不遠處,隨著轟隆一聲巨響,積攢許久的山洪也終于呼嘯而來。隋衡耳力何等靈敏,想飛身逃脫此地,身體卻依舊被人緊緊纏著,僵滯的瞬間,便已錯失最佳逃生時機,隋衡回頭望了眼,毫不猶豫的攜著江蘊一道縱身一躍,隨洪流一道墜入了深不見底的山崖之下。
第5章 崖底日常1
江蘊再醒來時,已是在一處潮濕的山洞里。
地面雖濕膩膩的,布滿大小不一的水洼,空氣里卻縈繞著炭火的余溫,并不算冷。他躺著的地方,甚至還鋪著薄薄一層類似干草的東西。
這是哪里?
自己為何會在此處?
昏迷前的記憶陸陸續續灌入腦海,因為藥力作用,已經無法拼湊出具體情形,只依稀記得,隨著神智被藥力徹底沖散,他剛走過第一座山峰,就氣力不支,倒在了一處勉強可以避雨的石壁下,再后來……大雨滂沱,有一雙黑色軍靴,映入了眼簾……
軍靴……
江蘊擰眉,偏過頭,往四周望了望,山洞空空蕩蕩的,除了不遠處一個燃得只剩黑色碳灰的火堆,并不見其他人。
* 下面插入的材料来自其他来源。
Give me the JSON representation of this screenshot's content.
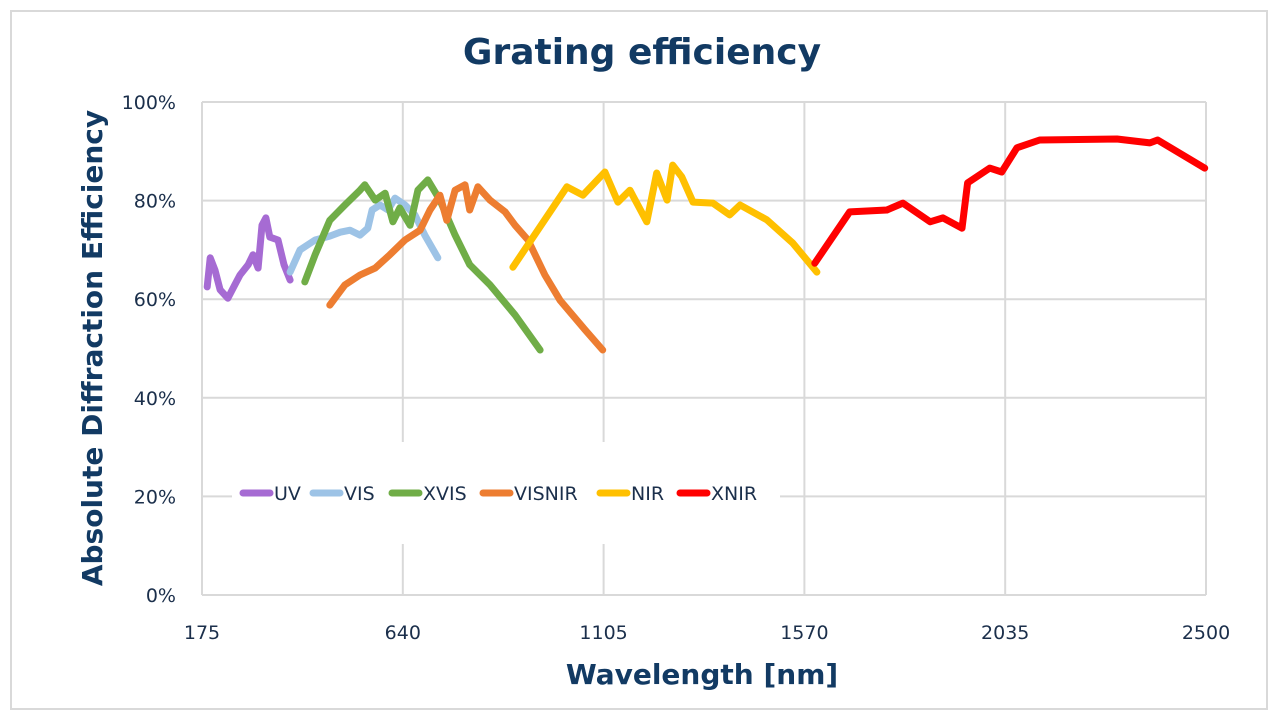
{
  "chart_data": {
    "type": "line",
    "title": "Grating efficiency",
    "xlabel": "Wavelength [nm]",
    "ylabel": "Absolute Diffraction Efficiency",
    "xlim": [
      175,
      2500
    ],
    "ylim": [
      0,
      100
    ],
    "x_ticks": [
      "175",
      "640",
      "1105",
      "1570",
      "2035",
      "2500"
    ],
    "y_ticks": [
      "0%",
      "20%",
      "40%",
      "60%",
      "80%",
      "100%"
    ],
    "grid": true,
    "legend_placement": "inside-lower-left",
    "series": [
      {
        "name": "UV",
        "color": "#a66bd3",
        "points": [
          [
            187,
            62.5
          ],
          [
            194,
            68.4
          ],
          [
            205,
            65.9
          ],
          [
            217,
            61.9
          ],
          [
            235,
            60.2
          ],
          [
            251,
            62.9
          ],
          [
            263,
            64.9
          ],
          [
            282,
            67
          ],
          [
            293,
            69
          ],
          [
            305,
            66.3
          ],
          [
            314,
            75
          ],
          [
            323,
            76.5
          ],
          [
            332,
            72.6
          ],
          [
            351,
            72
          ],
          [
            365,
            67
          ],
          [
            379,
            63.9
          ]
        ]
      },
      {
        "name": "VIS",
        "color": "#9dc3e6",
        "points": [
          [
            379,
            65.5
          ],
          [
            402,
            70
          ],
          [
            437,
            72
          ],
          [
            471,
            72.8
          ],
          [
            495,
            73.6
          ],
          [
            518,
            74
          ],
          [
            541,
            73
          ],
          [
            559,
            74.4
          ],
          [
            569,
            78.1
          ],
          [
            587,
            79.1
          ],
          [
            606,
            78.1
          ],
          [
            622,
            80.5
          ],
          [
            645,
            79.1
          ],
          [
            668,
            77.1
          ],
          [
            691,
            73
          ],
          [
            721,
            68.4
          ]
        ]
      },
      {
        "name": "XVIS",
        "color": "#70ad47",
        "points": [
          [
            413,
            63.5
          ],
          [
            437,
            69
          ],
          [
            471,
            76
          ],
          [
            506,
            79.1
          ],
          [
            541,
            82.1
          ],
          [
            552,
            83.2
          ],
          [
            576,
            80.1
          ],
          [
            599,
            81.5
          ],
          [
            617,
            75.7
          ],
          [
            633,
            78.5
          ],
          [
            657,
            75
          ],
          [
            675,
            82.1
          ],
          [
            698,
            84.2
          ],
          [
            726,
            80.1
          ],
          [
            761,
            73
          ],
          [
            795,
            67
          ],
          [
            842,
            62.9
          ],
          [
            900,
            56.8
          ],
          [
            958,
            49.7
          ]
        ]
      },
      {
        "name": "VISNIR",
        "color": "#ed7d31",
        "points": [
          [
            471,
            58.8
          ],
          [
            506,
            62.9
          ],
          [
            541,
            64.9
          ],
          [
            576,
            66.3
          ],
          [
            610,
            69
          ],
          [
            645,
            72
          ],
          [
            680,
            74
          ],
          [
            703,
            78.1
          ],
          [
            726,
            81.1
          ],
          [
            742,
            76
          ],
          [
            761,
            82.1
          ],
          [
            784,
            83.2
          ],
          [
            795,
            78.1
          ],
          [
            814,
            82.8
          ],
          [
            842,
            80.1
          ],
          [
            877,
            77.7
          ],
          [
            900,
            75
          ],
          [
            930,
            72
          ],
          [
            969,
            64.9
          ],
          [
            1004,
            59.8
          ],
          [
            1062,
            53.8
          ],
          [
            1103,
            49.7
          ]
        ]
      },
      {
        "name": "NIR",
        "color": "#ffc000",
        "points": [
          [
            895,
            66.5
          ],
          [
            1020,
            82.8
          ],
          [
            1057,
            81.1
          ],
          [
            1108,
            85.8
          ],
          [
            1138,
            79.7
          ],
          [
            1166,
            82.1
          ],
          [
            1205,
            75.7
          ],
          [
            1228,
            85.6
          ],
          [
            1252,
            80.1
          ],
          [
            1265,
            87.2
          ],
          [
            1286,
            84.8
          ],
          [
            1312,
            79.7
          ],
          [
            1358,
            79.5
          ],
          [
            1397,
            77.1
          ],
          [
            1421,
            79.1
          ],
          [
            1483,
            76.1
          ],
          [
            1543,
            71.4
          ],
          [
            1599,
            65.5
          ]
        ]
      },
      {
        "name": "XNIR",
        "color": "#ff0000",
        "points": [
          [
            1594,
            67.3
          ],
          [
            1675,
            77.7
          ],
          [
            1761,
            78.1
          ],
          [
            1798,
            79.5
          ],
          [
            1861,
            75.7
          ],
          [
            1891,
            76.5
          ],
          [
            1935,
            74.4
          ],
          [
            1948,
            83.6
          ],
          [
            1999,
            86.6
          ],
          [
            2027,
            85.8
          ],
          [
            2062,
            90.7
          ],
          [
            2115,
            92.3
          ],
          [
            2294,
            92.5
          ],
          [
            2370,
            91.7
          ],
          [
            2388,
            92.3
          ],
          [
            2497,
            86.6
          ]
        ]
      }
    ]
  }
}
然而記憶里,那雙沾著泥濘、黑色繡金線的軍靴卻又過分真實。
甚至連其上金絲勾勒出的麒麟圖案都清晰可見。
江蘊緩了緩神,手下意識的伸向腰間,想抽出軟劍,不料卻摸了空。垂眸,才發現身上蓋著件陌生的滾金邊繡麒麟的黑袍,袍下,腰間空空蕩蕩,連玉帶都不見了蹤跡。里衣雖還完整裹在身上,卻皺巴巴的,布滿雜亂痕跡。
而自己原本穿的綢質青袍,則被晾掛在火堆旁的木架上。
這些事顯然不可能是他自己在昏迷的情況下完成的。
江蘊一怔,想起身,動了動,才察覺手腳連同四肢皆酸軟得沒有一絲力氣,全身骨頭仿佛在酒壇里泡了一夜似的,連最簡單的抬臂動作都有些費力。露出的腕上,布著一道深刻紅痕。
這一切意味著什么,不言而喻。
江蘊皺眉。
“醒了?”
一道高大矯健的人影出現在洞口,邁著大長腿,邊往里走,邊懶洋洋的問。
江蘊手指倏地攥緊袖口,抬眸,冷冷望去,首先看到的,是一張劍眉星目,俊朗攝人的臉,繼而是年輕男子高束的烏發,猿臂蜂腰,優越的身姿,身上穿的整套玄鐵戰甲,以及握在手中的,一根羊脂玉打制的精致軟玉帶。
正是自己腰間消失的那根。
隋衡摸摸鼻子,走過來,很隨意的撩衣蹲下,道:“這上頭的玉掉了一塊,我方才已經幫你補好了……”
話音未落,便被江蘊一把奪走了手中之物。
還挺兇。
隋衡不知想到什么,愉悅的一挑眉,索性盤膝坐下,撐著下巴,悠然打量江蘊動作。
“你能站得起來么?”
他有些好笑的問。
昨夜他們有多荒唐,江蘊不記得,隋衡卻是知道得一清二楚。
連那樣烈性的春藥都敢用,那群人為了對付他,還真是無所不用其極。依著正常情況,他必會直接把人殺了了事。
但這次么?
隋衡打量著眼前這肌膚如瓷,生得過于勾人,緊繃猶若小鹿的美人,憶著昨夜種種,故意湊近了些,說:“叫聲哥哥,我來幫你如何?”
兩人幾乎鼻息相貼。
這樣的距離,已經極具曖昧與壓迫性。
江蘊平靜看他一眼,伸手,將他推開了些。
道:“請自重。”
自重。
隋衡仿佛聽到笑話,直接攬著腰肢把人按下,惡聲:“怎么,剛勾引完孤,就打算翻臉不認人了?”